Mortgage lenders generated more defective loans in the second quarter, reflecting the transition from a refinance to a purchase market, according to ACES Quality Management’s latest critical defect report.
The critical defect rate climbed to 2.27% in the second quarter of 2021, ending the trend of improvement in the previous two quarters. In the most recent quarter, it was 2.01%, according to the report published on Tuesday. For the coming months, the expectation is that the rate may be volatile.
The report is based on post-closing quality control data from around 100,000 unique records. Defects are categorized using the Fannie Mae loan defect taxonomy.
Nick Volpe, executive vice president of ACES, said that as the market continues to transition to primarily purchase transactions, lenders should expect continued volatility over the next few quarters and, therefore, keep a close watch on defects for the foreseeable future.
“Given the uncertainty of 2022’s market and increasing regulatory pressures, lenders must ensure their existing QC and compliance programs are leveraging automation to maximize loan quality and mitigate risk.”
Volpe mentioned volume stabilizations and declining unemployment numbers as silver linings in the second quarter findings. However, he cited the effect of inflation on interest rates as potentially dampening the outlook.
The defect category that needs some attention from mortgage lenders is income/employment, which made up 32% of all defects, the highest share since ACES began tracking defects by category. In the previous quarter, it was 31.4%.
The second category in critical defects was loan documentation (12.5% of the total), followed by borrower and mortgage eligibility (10.4%) and legal/regulatory/compliance (10.4%). The assets category made up 10% of all critical defects in the second quarter, down 2.37 basis points from the prior quarter. However, liabilities nearly doubled in defect share, to 6.67% of the total.
According to the report, defects in the appraisal category also more than doubled to 5.42% in the second quarter. ACES said appraisal issues are well documented, with most of the concern centered around rising appraisal costs, long turnaround times, and a shortage of qualified appraisers.
“Property appreciation is still very strong, but the appraisal process becomes more important in a purchase-driven market.
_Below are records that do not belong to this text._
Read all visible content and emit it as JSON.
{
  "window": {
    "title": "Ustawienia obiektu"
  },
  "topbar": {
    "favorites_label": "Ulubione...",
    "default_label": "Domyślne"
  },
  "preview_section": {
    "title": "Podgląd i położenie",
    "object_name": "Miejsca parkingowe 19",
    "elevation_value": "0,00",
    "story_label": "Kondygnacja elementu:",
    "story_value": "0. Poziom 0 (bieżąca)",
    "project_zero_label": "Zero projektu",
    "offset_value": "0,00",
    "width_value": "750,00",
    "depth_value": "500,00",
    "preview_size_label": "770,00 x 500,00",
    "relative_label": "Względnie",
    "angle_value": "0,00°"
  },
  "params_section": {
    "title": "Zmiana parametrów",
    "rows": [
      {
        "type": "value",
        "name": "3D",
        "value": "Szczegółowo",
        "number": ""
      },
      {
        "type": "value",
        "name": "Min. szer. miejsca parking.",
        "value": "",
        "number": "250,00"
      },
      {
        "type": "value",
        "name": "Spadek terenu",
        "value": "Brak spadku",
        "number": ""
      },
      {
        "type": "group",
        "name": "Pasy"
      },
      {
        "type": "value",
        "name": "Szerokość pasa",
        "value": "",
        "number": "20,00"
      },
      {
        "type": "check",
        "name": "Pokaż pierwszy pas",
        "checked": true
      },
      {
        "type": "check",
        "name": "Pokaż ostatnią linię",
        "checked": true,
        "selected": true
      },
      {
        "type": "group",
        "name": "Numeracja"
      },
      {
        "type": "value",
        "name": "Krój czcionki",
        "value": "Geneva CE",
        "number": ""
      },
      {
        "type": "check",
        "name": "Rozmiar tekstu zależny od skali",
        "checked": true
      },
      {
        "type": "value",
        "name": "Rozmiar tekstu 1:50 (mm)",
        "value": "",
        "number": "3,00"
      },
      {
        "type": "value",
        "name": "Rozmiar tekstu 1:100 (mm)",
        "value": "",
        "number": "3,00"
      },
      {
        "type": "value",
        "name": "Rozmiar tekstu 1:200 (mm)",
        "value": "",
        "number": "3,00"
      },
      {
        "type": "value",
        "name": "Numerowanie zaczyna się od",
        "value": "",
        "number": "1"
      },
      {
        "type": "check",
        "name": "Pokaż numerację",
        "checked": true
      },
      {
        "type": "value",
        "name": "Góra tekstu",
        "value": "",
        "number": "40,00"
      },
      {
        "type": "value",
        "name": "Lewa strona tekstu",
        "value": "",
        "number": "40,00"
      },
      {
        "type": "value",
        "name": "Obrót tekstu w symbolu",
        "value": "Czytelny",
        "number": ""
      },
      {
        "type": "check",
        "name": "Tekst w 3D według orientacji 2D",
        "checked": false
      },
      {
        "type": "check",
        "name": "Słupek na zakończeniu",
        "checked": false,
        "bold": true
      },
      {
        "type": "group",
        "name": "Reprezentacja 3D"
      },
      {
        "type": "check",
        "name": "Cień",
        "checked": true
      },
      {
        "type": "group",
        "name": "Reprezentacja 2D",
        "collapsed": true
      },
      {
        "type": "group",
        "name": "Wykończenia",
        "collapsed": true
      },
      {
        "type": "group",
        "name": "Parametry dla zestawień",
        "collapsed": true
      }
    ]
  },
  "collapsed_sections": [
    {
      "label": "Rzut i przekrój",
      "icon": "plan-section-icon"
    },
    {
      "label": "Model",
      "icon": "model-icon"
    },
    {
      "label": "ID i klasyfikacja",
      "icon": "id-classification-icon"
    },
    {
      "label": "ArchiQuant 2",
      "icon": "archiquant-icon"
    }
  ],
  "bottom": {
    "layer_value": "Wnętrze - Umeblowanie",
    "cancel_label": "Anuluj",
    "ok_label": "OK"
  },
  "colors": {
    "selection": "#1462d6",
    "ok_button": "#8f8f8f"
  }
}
Rising defects in the appraisal category indicate lenders should increase their risk and quality control efforts in this area,” the report said.
Conventional loans represented 72.25% of all defects in the second quarter, compared to 74.50% from the previous quarter. FHA defects share went from 19.44% to 21.99% in the same period. VA represented 3.14%, and USDA/RHS was 2.62%.
Improvements in conventional lending defect rates are essential given that these loans have dominated the market for the past 18 months, said ACES.